Epoxyalcohols: Bioactivation and Conjugation Required for Skin Sensitization
详细信息 查看全文
- 作者:Tamara Delaine ; David J. Ponting ; Ida B. Niklasson ; Roger Emter ; Lina Hagvall ; Per-Ola Norrby ; Andreas Natsch ; Kristina Luthman ; Ann-Therese Karlberg
- 刊名:Chemical Research in Toxicology
- 出版年:2014
- 出版时间:October 20, 2014
- 年:2014
- 卷:27
- 期:10
- 页码:1860-1870
- 全文大小:439K
- ISSN:1520-5010
文摘
Allylic alcohols, such as geraniol 1, are easily oxidized by varying mechanisms, including the formation of both 2,3-epoxides and/or aldehydes. These epoxides, aldehydes, and epoxy-aldehydes can be interconverted to each other, and the reactivity of them all must be considered when considering the sensitization potential of the parent allylic alcohol.
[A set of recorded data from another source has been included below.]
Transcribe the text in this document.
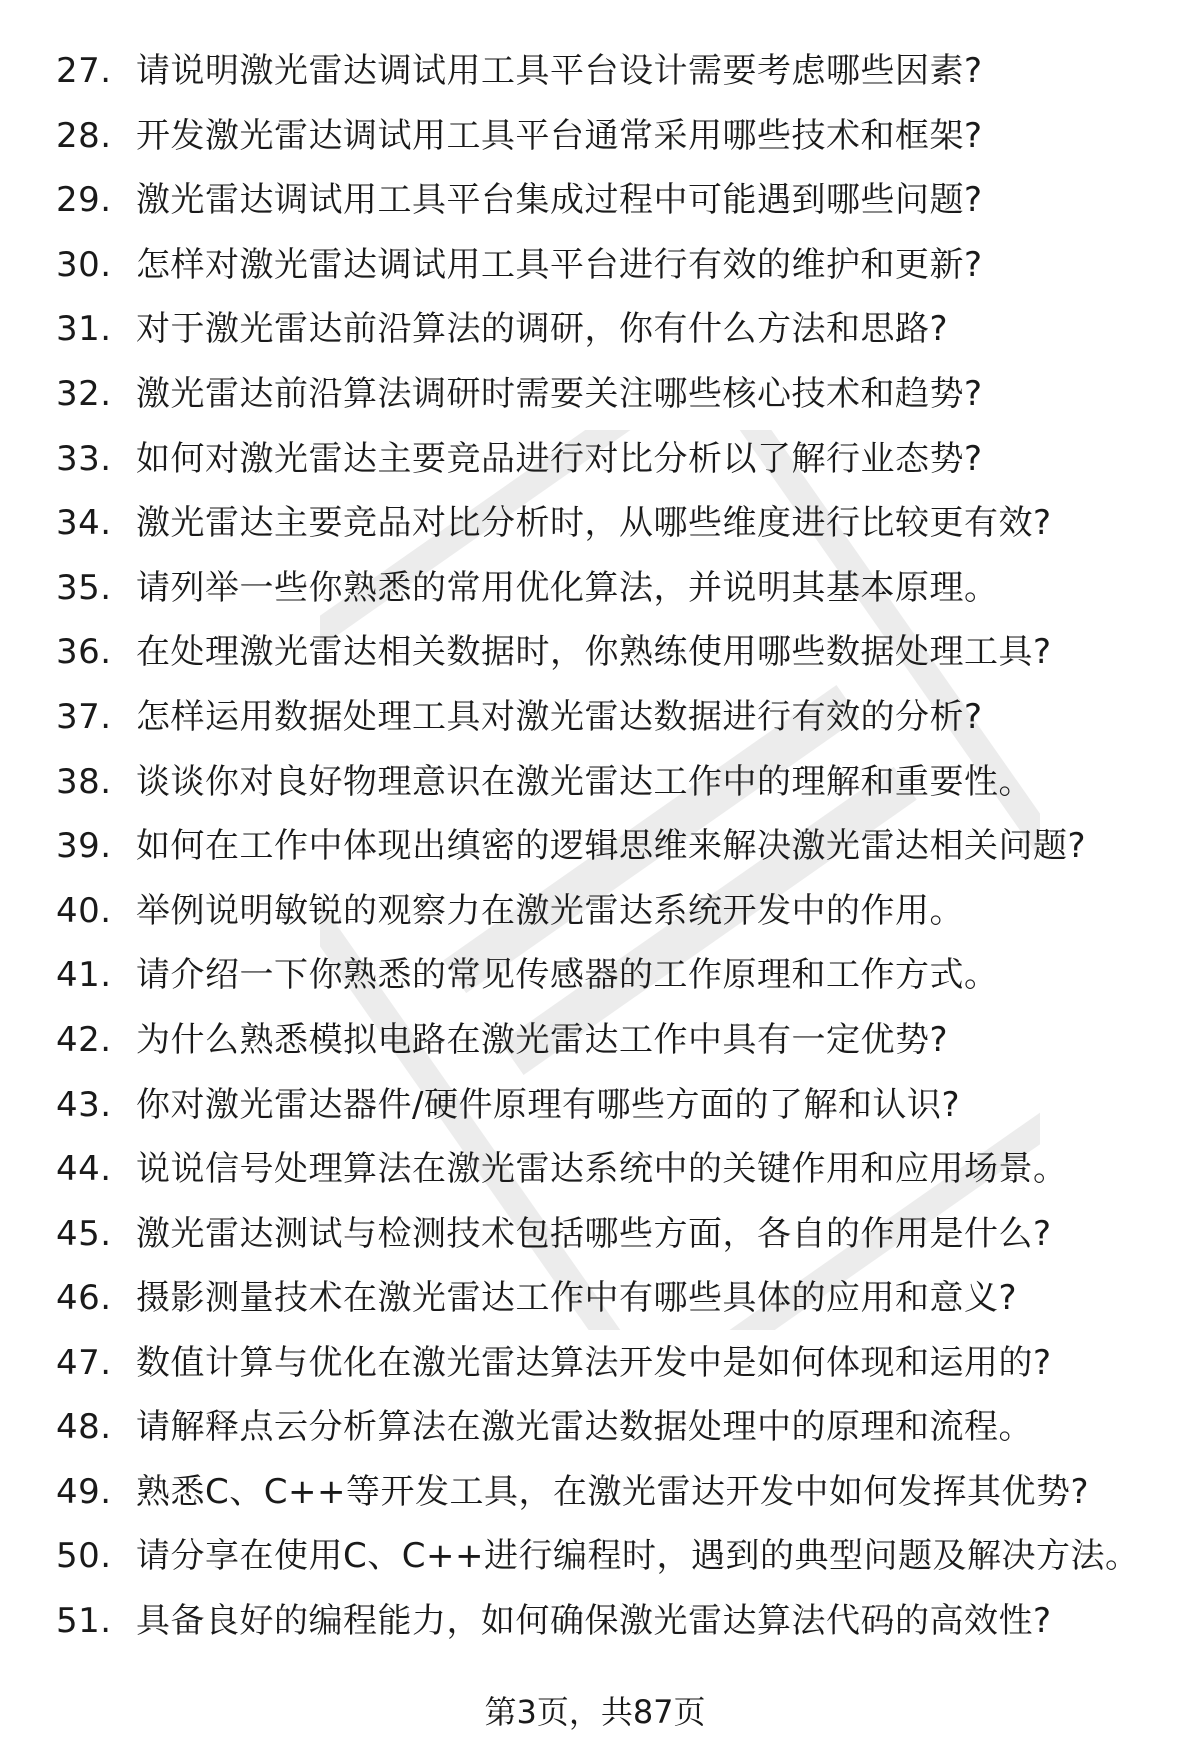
27. 请说明激光雷达调试用工具平台设计需要考虑哪些因素?
28. 开发激光雷达调试用工具平台通常采用哪些技术和框架?
29. 激光雷达调试用工具平台集成过程中可能遇到哪些问题?
30. 怎样对激光雷达调试用工具平台进行有效的维护和更新?
31. 对于激光雷达前沿算法的调研，你有什么方法和思路?
32. 激光雷达前沿算法调研时需要关注哪些核心技术和趋势?
33. 如何对激光雷达主要竞品进行对比分析以了解行业态势?
34. 激光雷达主要竞品对比分析时，从哪些维度进行比较更有效?
35. 请列举一些你熟悉的常用优化算法，并说明其基本原理。
36. 在处理激光雷达相关数据时，你熟练使用哪些数据处理工具?
37. 怎样运用数据处理工具对激光雷达数据进行有效的分析?
38. 谈谈你对良好物理意识在激光雷达工作中的理解和重要性。
39. 如何在工作中体现出缜密的逻辑思维来解决激光雷达相关问题?
40. 举例说明敏锐的观察力在激光雷达系统开发中的作用。
41. 请介绍一下你熟悉的常见传感器的工作原理和工作方式。
42. 为什么熟悉模拟电路在激光雷达工作中具有一定优势?
43. 你对激光雷达器件/硬件原理有哪些方面的了解和认识?
44. 说说信号处理算法在激光雷达系统中的关键作用和应用场景。
45. 激光雷达测试与检测技术包括哪些方面，各自的作用是什么?
46. 摄影测量技术在激光雷达工作中有哪些具体的应用和意义?
47. 数值计算与优化在激光雷达算法开发中是如何体现和运用的?
48. 请解释点云分析算法在激光雷达数据处理中的原理和流程。
49. 熟悉C、C++等开发工具，在激光雷达开发中如何发挥其优势?
50. 请分享在使用C、C++进行编程时，遇到的典型问题及解决方法。
51. 具备良好的编程能力，如何确保激光雷达算法代码的高效性?
第3页，共87页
An in-depth study of the possible metabolites and autoxidation products of allylic alcohols is described, covering the formation, interconversion, reactivity, and sensitizing potential thereof, using a combination of in vivo, in vitro, in chemico, and in silico methods. This multimodal study, using the integration of diverse techniques to investigate the sensitization potential of a molecule, allows the identification of potential candidate(s) for the true culprit(s) in allergic responses to allylic alcohols. Overall, the sensitization potential of the investigated epoxyalcohols and unsaturated alcohols was found to derive from metabolic oxidation to the more potent aldehyde where possible. Where this is less likely, the compound remains weakly or nonsensitizing. Metabolic activation of a double bond to form a nonconjugated, nonterminal epoxide moiety is not enough to turn a nonsensitizing alcohol into a sensitizer, as such epoxides have low reactivity and low sensitizing potency. In addition, even an allylic 2,3-epoxide moiety is not necessarily a potent sensitizer, as shown for 2, where formation of the epoxide weakens the sensitization potential.